Table 1 shows the results of the 24-h urine collection in 23 healthy subjects after 4 days of standardized diet. Mean u-AQP2, u-ENaCγ, urinary sodium, urine osmolarity, CH2O and urine volume were the same in all three examination days indicating that the subjects had kept their supplied diets and fluid intake.

Table 1

Urine output, urine osmolarity (u-osm), free water clearance (C), urinary AQP2 excretion per minute (u-AQP2), urinary excretion of ENaCγ per minute (u-ENaCγ), urinary sodium excretion (u-Na) and fractional excretion of sodium (FE) during 24-hours urine collection with fluid deprivation (12 PM to 8.00 AM) in a randomised, crossover study of 23 healthy subjects

	Examination day:			P (ANOVA)
	0.9% NaCl	3% NaCl	Glucose
Urine Output (ml/24 h)	2306(559)	2120(695)	2281(650)	0.56
u-osm (mosm/24 h)	848(231)	797(207)	833(239)	0.73
CH2O (ml/min)	-0.46(0–61)	-0.47(0.57)	-0.44(0.64)	0.99
u-AQP2 (ng/min)	0.93(0.24)	0.91(0.22)	0.93(0.24)	0.89
u-ENaCγ (pg/min)	405(163)	389(188)	385(164)	0.92
u-Na (mmol/24 h)	124(52)	119(41)	120(56)	0.93
FENa (%)	0.49(0.15)	0.47(0.13)	0.45(0.18)	0.67

Values are means with SD in brackets. One-way ANOVA was used for comparison between groups.

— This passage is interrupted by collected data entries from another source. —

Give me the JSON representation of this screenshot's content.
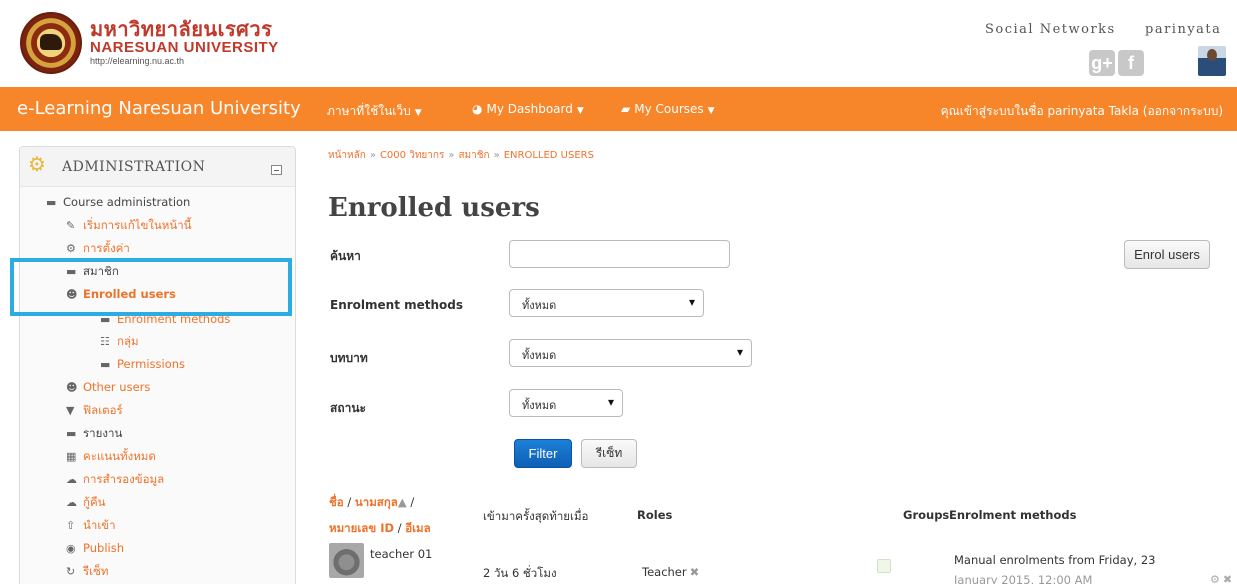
{
  "header": {
    "brand_thai": "มหาวิทยาลัยนเรศวร",
    "brand_en": "NARESUAN UNIVERSITY",
    "brand_url": "http://elearning.nu.ac.th",
    "social_title": "Social Networks",
    "user_title": "parinyata",
    "social_icons": [
      "google-plus-icon",
      "facebook-icon"
    ],
    "gplus_glyph": "g+",
    "fb_glyph": "f"
  },
  "navbar": {
    "brand": "e-Learning Naresuan University",
    "lang_label": "ภาษาที่ใช้ในเว็บ",
    "dashboard_label": "My Dashboard",
    "courses_label": "My Courses",
    "login_status": "คุณเข้าสู่ระบบในชื่อ parinyata Takla (ออกจากระบบ)",
    "bg_color": "#f7852a"
  },
  "sidebar": {
    "title": "ADMINISTRATION",
    "items": [
      {
        "label": "Course administration",
        "icon": "folder-open-icon"
      },
      {
        "label": "เริ่มการแก้ไขในหน้านี้",
        "icon": "pencil-icon"
      },
      {
        "label": "การตั้งค่า",
        "icon": "gear-icon"
      },
      {
        "label": "สมาชิก",
        "icon": "folder-open-icon"
      },
      {
        "label": "Enrolled users",
        "icon": "user-icon"
      },
      {
        "label": "Enrolment methods",
        "icon": "folder-icon"
      },
      {
        "label": "กลุ่ม",
        "icon": "group-icon"
      },
      {
        "label": "Permissions",
        "icon": "folder-icon"
      },
      {
        "label": "Other users",
        "icon": "user-icon"
      },
      {
        "label": "ฟิลเตอร์",
        "icon": "filter-icon"
      },
      {
        "label": "รายงาน",
        "icon": "folder-icon"
      },
      {
        "label": "คะแนนทั้งหมด",
        "icon": "table-icon"
      },
      {
        "label": "การสำรองข้อมูล",
        "icon": "cloud-upload-icon"
      },
      {
        "label": "กู้คืน",
        "icon": "cloud-download-icon"
      },
      {
        "label": "นำเข้า",
        "icon": "upload-icon"
      },
      {
        "label": "Publish",
        "icon": "globe-icon"
      },
      {
        "label": "รีเซ็ท",
        "icon": "refresh-icon"
      }
    ]
  },
  "breadcrumb": {
    "items": [
      "หน้าหลัก",
      "C000 วิทยากร",
      "สมาชิก",
      "ENROLLED USERS"
    ],
    "separator": "»"
  },
  "main": {
    "title": "Enrolled users",
    "search_label": "ค้นหา",
    "search_value": "",
    "enrol_methods_label": "Enrolment methods",
    "enrol_methods_value": "ทั้งหมด",
    "role_label": "บทบาท",
    "role_value": "ทั้งหมด",
    "status_label": "สถานะ",
    "status_value": "ทั้งหมด",
    "enrol_button": "Enrol users",
    "filter_button": "Filter",
    "reset_button": "รีเซ็ท"
  },
  "table": {
    "headers": {
      "first_name": "ชื่อ",
      "last_name": "นามสกุล",
      "sort_indicator": "▲",
      "id_number": "หมายเลข ID",
      "email": "อีเมล",
      "last_access": "เข้ามาครั้งสุดท้ายเมื่อ",
      "roles": "Roles",
      "groups": "Groups",
      "enrolment_methods": "Enrolment methods"
    },
    "rows": [
      {
        "name": "teacher 01",
        "last_access": "2 วัน 6 ชั่วโมง",
        "role": "Teacher",
        "enrolment": "Manual enrolments from Friday, 23",
        "enrolment_cont": "January 2015, 12:00 AM"
      }
    ]
  },
  "annotation": {
    "highlight_color": "#2bace2"
  }
}
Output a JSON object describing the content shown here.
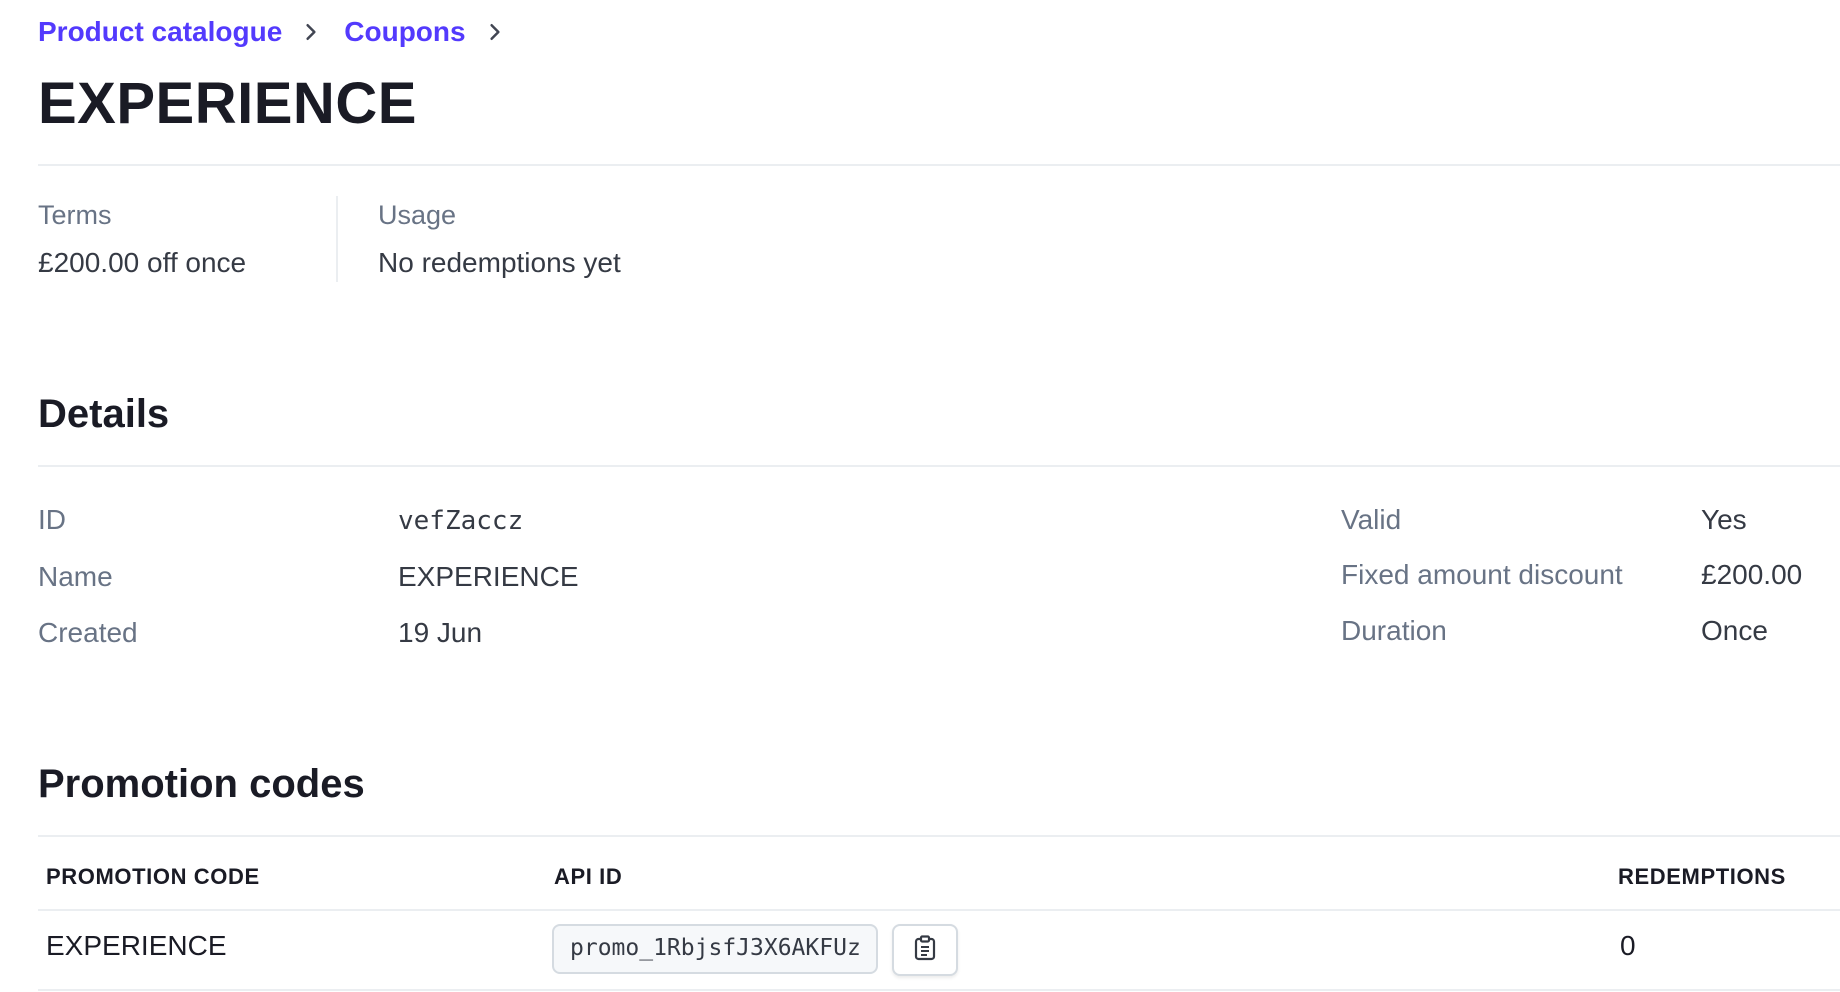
{
  "breadcrumb": {
    "items": [
      "Product catalogue",
      "Coupons"
    ]
  },
  "page_title": "EXPERIENCE",
  "summary": {
    "terms_label": "Terms",
    "terms_value": "£200.00 off once",
    "usage_label": "Usage",
    "usage_value": "No redemptions yet"
  },
  "details": {
    "title": "Details",
    "left": [
      {
        "label": "ID",
        "value": "vefZaccz"
      },
      {
        "label": "Name",
        "value": "EXPERIENCE"
      },
      {
        "label": "Created",
        "value": "19 Jun"
      }
    ],
    "right": [
      {
        "label": "Valid",
        "value": "Yes"
      },
      {
        "label": "Fixed amount discount",
        "value": "£200.00"
      },
      {
        "label": "Duration",
        "value": "Once"
      }
    ]
  },
  "promotion_codes": {
    "title": "Promotion codes",
    "columns": [
      "PROMOTION CODE",
      "API ID",
      "REDEMPTIONS"
    ],
    "rows": [
      {
        "code": "EXPERIENCE",
        "api_id": "promo_1RbjsfJ3X6AKFUz",
        "redemptions": "0"
      }
    ]
  },
  "icons": {
    "breadcrumb_separator": "chevron-right-icon",
    "copy": "clipboard-icon"
  },
  "colors": {
    "link": "#533afd",
    "label": "#687385",
    "divider": "#ebeef1"
  }
}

Water excretion, u-AQP2, u-osm

Table 2 shows the absolute values of UO, CH2O, u-AQP2CR, u-AQP2 excretion rate and u-osm during the baseline period, the infusion period and the post infusion period.

Table 2

Effect of 0.9% isotonic saline (0.9% NaCl), 3% hypertonic saline (3% NaCl) and isotonic glucose (Glucose) on urinary output (OU), free water clearence (C), urine osmolarity (u-osm), urinary aquaporin2 excretion rate (u-AQP2) and urinary aquaporin2 corrected for creatinine (u-AQP2) in a randomized, crossover study of 23 healthy subjects

Periods	Baseline	Infusion	Post infusion			p (GLM-within)
	0-90 min	90-150 min	150-180 min	180-210 min	210-240 min
UO (ml/min)
0.9% NaCl	6.90(1.33)	8.75(1.76)	7.95(2.31)	7.39(2.36)	8.12(2.26)	<0.0001
3% NaCl	7.12(1.35)	2.75(0.73)	1.81(0.64)	1.98(1.07)	2.05(1.09)**
Glucose	6.83(1.58)	11.84(2.28)	16.05(2.82)	15.28(2.47)	13.45(2.47)**
p (GLM between)		<0.0001
p ANOVA	0.77	<0.0001	<0.0001	<0.0001	<0.0001
CH2O
0.9% NaCl	3.87(1.55)	5.29(1.44)	4.07(2.09)	3.01(2.04)	3.62(1.59)	<0.0001
3% NaCl	3.97(1.21)	-0.35(0.73)	-1.87(0.83)	-2.22(0.88)	-2.26(0.96)
Glucose	3.84(1.32)	6.38(1.77)	11.60(0.52)	12.47(2.35)	11.17(2.12)
p (GLM between)		<0.0001
p ANOVA	0.95	<0.0001	<0.0001	<0.0001	<0.0001
U- osm (mosmol/kg)
0.9% NaCl	140(62)	115(21)	149(58)	176(50)	161(33)	<0.0001
3% NaCl	136(37)	342(96)	606(114)	637(105)	640(111)*
Glucose	136(41)	133(21)	79(21)	52(12)	48(7)*
p (GLM between)		p <0.0001
p ANOVA	0.95	<0.0001	<0.0001	<0.0001	<0.0001
u-AQP2 (ng/min)
0.9% NaCl	1.03 (0.25)	1.02(0.22)	1.22(0.34)	-	1.26(0.32)*	<0.0001
3% NaCl	1.02(0.22)	0.99(0.31)	1.28(0.30)	-	1.37(0.34)*
Glucose	1.01(0.22)	1.26(0.25)	1.19(0.29)	-	0.78(0.18)*
p (GLM between)		0.274
u-AQP2CR (ng/mmol)
0.9% NaCl	102.5(19.9)	110.8(18.1)	119.8(25.4)	-	125.0(21.0)**	<0.0001
3% NaCl	105.9(15.7)	108.6(27.2)	125.1(31.4)	-	132.7(26.5)*
Glucose	105.7(19.1)	137.1(22.3)	118.1(26.5)	-	87.9(15.4)*
p (GLM between)		0.565

Values are mean with SD in brackets. General linear model (GLM) with repeated measures was performed for comparison within the group and intervention as between subjects factor. One way ANOVA was performed when differences were found between interventions. Paired t-test was used for comparison within treatment group at baseline and post infusion period 210 – 240 minutes. *p < 0.0001; **p < 0.001.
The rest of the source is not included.